Syllabus błędów w punkcie 40 demaskuje tę postawę: „The teaching of the Catholic Church is hostile to the well-being and interests of society” (Nauka Kościoła katolickiego jest wroga dobru i interesom społeczeństwa). Tymczasem prawdziwe rozwiązanie kryzysu wskazuje encyklika Quas primas: „Pokój domowy […] zakwita wówczas, gdy poszczególni ludzie i rodziny pozwolą się rządzić Chrystusowi”.

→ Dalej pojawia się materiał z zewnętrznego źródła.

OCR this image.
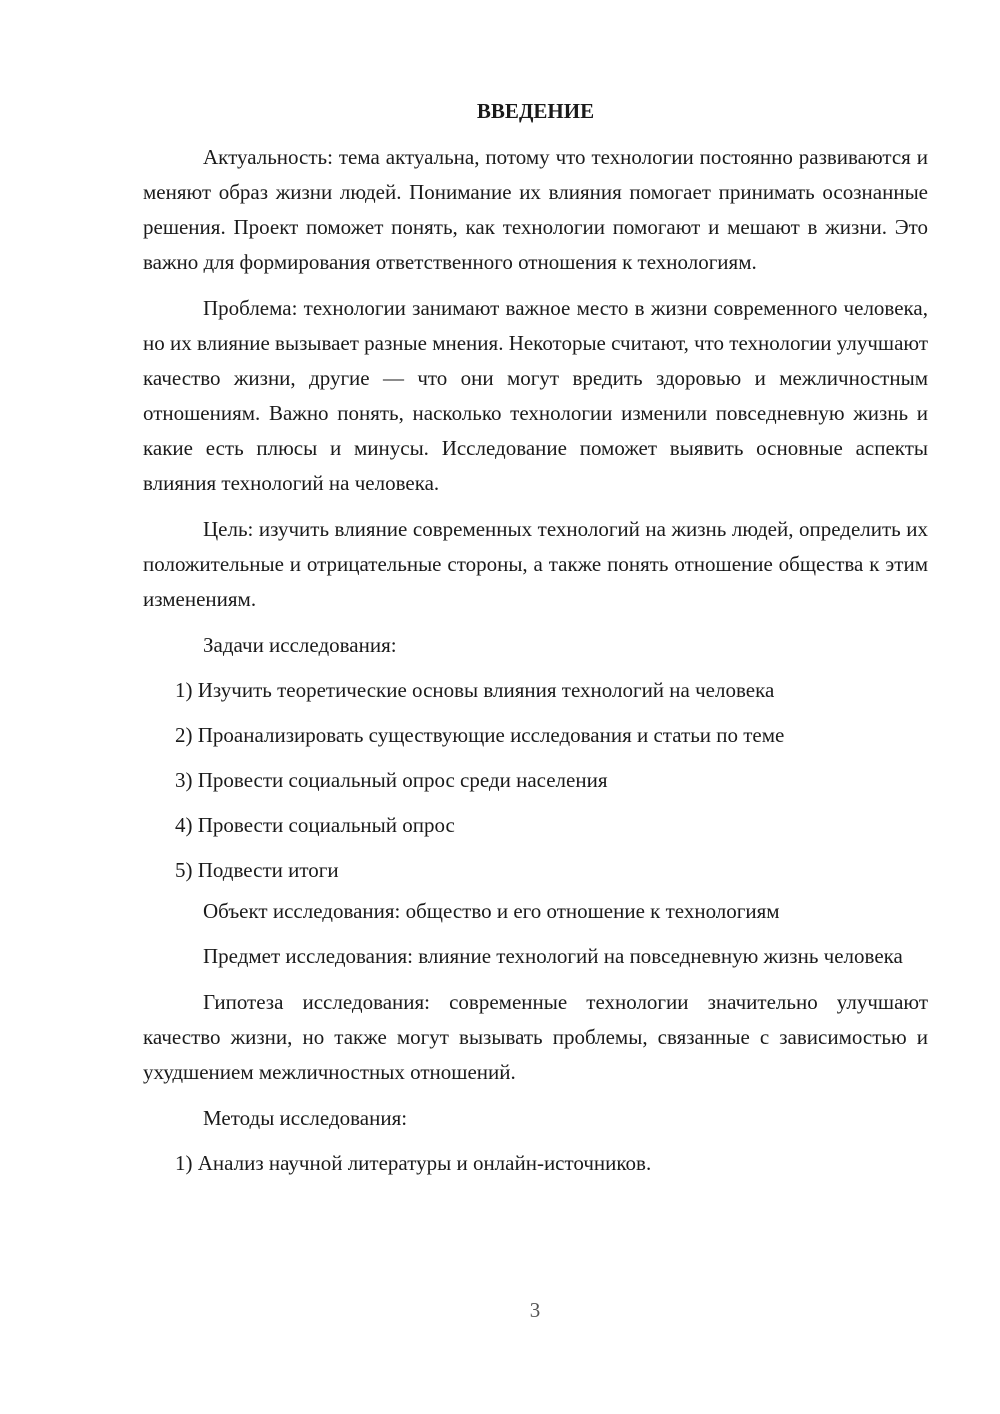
ВВЕДЕНИЕ
Актуальность: тема актуальна, потому что технологии постоянно развиваются и меняют образ жизни людей. Понимание их влияния помогает принимать осознанные решения. Проект поможет понять, как технологии помогают и мешают в жизни. Это важно для формирования ответственного отношения к технологиям.
Проблема: технологии занимают важное место в жизни современного человека, но их влияние вызывает разные мнения. Некоторые считают, что технологии улучшают качество жизни, другие — что они могут вредить здоровью и межличностным отношениям. Важно понять, насколько технологии изменили повседневную жизнь и какие есть плюсы и минусы. Исследование поможет выявить основные аспекты влияния технологий на человека.
Цель: изучить влияние современных технологий на жизнь людей, определить их положительные и отрицательные стороны, а также понять отношение общества к этим изменениям.
Задачи исследования:
1) Изучить теоретические основы влияния технологий на человека
2) Проанализировать существующие исследования и статьи по теме
3) Провести социальный опрос среди населения
4) Провести социальный опрос
5) Подвести итоги
Объект исследования: общество и его отношение к технологиям
Предмет исследования: влияние технологий на повседневную жизнь человека
Гипотеза исследования: современные технологии значительно улучшают качество жизни, но также могут вызывать проблемы, связанные с зависимостью и ухудшением межличностных отношений.
Методы исследования:
1) Анализ научной литературы и онлайн-источников.
3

Polityka zamiast nawrócenia
Zapowiedź „lądowych ataków na przemytników” to kolejny przejaw utopijnego zaufania do siły militarnej z pominięciem środków nadprzyrodzonych. Jak nauczał Leon XIII: „Nie masz w żadnym innym zbawienia” (Dz 4,12). Tymczasem współczesne państwa – jak zauważył Pius XI – „wyrzekły się panowania Zbawiciela naszego”, szukając rozwiązań w czysto humanistycznych strategiach.
Brakuje wezwania do modlitwy, pokuty i powrotu do sakramentalnego życia – jedynych skutecznych narzędzi walki z plagą narkotykową. Jak zauważył św. Augustyn: „Niepokój naszego serca trwa, dopóki nie spocznie w Tobie”. Dopóki społeczeństwo nie uzna Chrystusa Króla, wszystkie militarne i prawne inicjatywy pozostaną jedynie palliativa nie dotykające źródła zła.
Katastrofalne skutki relatywizacji marihuany
Propozycja zmiany klasyfikacji marihuany uderza w fundamenty ładu moralnego. Już w 1890 r. Święte Oficjum potępiło używanie środków odurzających jako „grzech ciężki z racji dobrowolnego pozbawiania się rozumu – najcenniejszego daru Bożego”.
W świetle kanonu 2354 Kodeksu Prawa Kanonicznego z 1917 r., który nakazywał surowe karanie osób zachęcających do używania narkotyków, obecne próby liberalizacji prawa stanowią jawne przyzwolenie na demoralizację społeczeństwa. Jak przestrzegał Pius XI: „Gdy Boga i Jezusa Chrystusa usunięto z praw i z państw […] zburzone zostały fundamenty” porządku społecznego.
Konkluzja: Widzialne skutki niewidzialnej apostazji
Opisywana polityka narkotykowa USA jest logiczną konsekwencją odrzucenia społecznego panowania Chrystusa Króla. Gdy w 1925 r. Pius XI ustanawiał święto Chrystusa Króla, przestrzegał: „Państwo […] musi uznać, że nie przez co innego szczęśliwe, a przez co innego człowiek”.
Dopóki narody nie powrócą do prawdziwego źródła pokoju – Regis pacifici (Króla pokoju) – wszystkie ludzkie rozwiązania będą jedynie zasłoną dymną zakrywającą duchową pustkę współczesnej cywilizacji. Jak powtarzał św. Pius X: „Wszystko odnowić w Chrystusie” – to jedyna droga wyjścia z kryzysu, który objawia się m.in. w narkotykowej pladze.